Aslında seçmen tercihlerinin farklılaşmasından yararlanan partilerin başında aşırı sağ olarak nitelenmesi gereken AB karşıtı Birleşik Krallık Bağımsızlık Partisi (UKIP/United Kingdom İndependance Party) geliyor. AB’den çıkarak sınırların kontrol edilmesi ve yabancı göçünün sınırlanmasını savunan UKIP bugün yüzde 12 dolayında seçmen desteğiyle üçüncü parti konumuna yükselmiş durumda. Ne var ki dar bölgeli seçim sistemi her seçim bölgesinde bir oy farkla bile olsa birinci gelen partiyi ödüllendirdiğinden, başka bir deyişle ikincinin oylarını yaktığından, desteği ülke geneline yayılan UKİP’in oy oranıyla orantılı sandalye kazanması mümkün görünmüyor. UKIP’in Avam Kamarası’nda halen doğrudan seçilmemiş iki üyesi var ve bu partinin karizmatik lideri Nigel Farage dâhil ancak 4-5 milletvekili çıkaracağı tahmin olunuyor.
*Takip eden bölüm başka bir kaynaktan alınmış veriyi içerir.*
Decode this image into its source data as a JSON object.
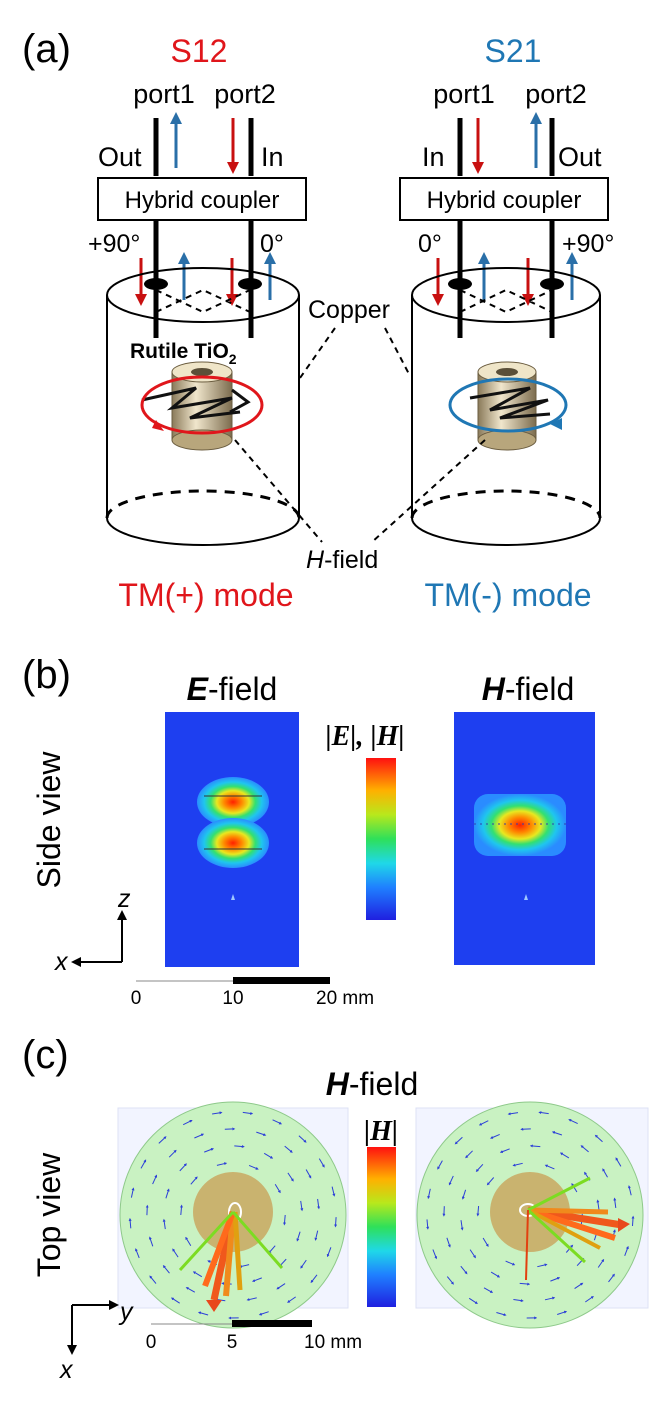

Buna karşılık, oyları belirli bir bölgede yoğunlaştığı için seçim sisteminden yararlanan İskoçya Ulusal Partisi (SNP/ Scottish National Party) çıkaracağı 40’ın üzerinde milletvekili ile gelecek iktidarın anahtarını elinde tutuyor. SNP’nin bugünkü Avam Kamarası’nda sadece 6 milletvekiline sahip olduğu düşünülecek olursa, 7 Mayıs seçimlerinin gerçek kazananının İskoç milliyetçileri olduğunu kabul etmek gerekir. İskoçya’nın bağımsızlığı referandumunda “hayır” cephesinde birleşen bütün partilere karşı yüzde 45 oranında oy almayı başaran SNP arzu ettiği gibi İskoçya’nın geleceğini belirleyemedi belki ama Büyük Britanya’nın kaderini belirleyeceğe benziyor.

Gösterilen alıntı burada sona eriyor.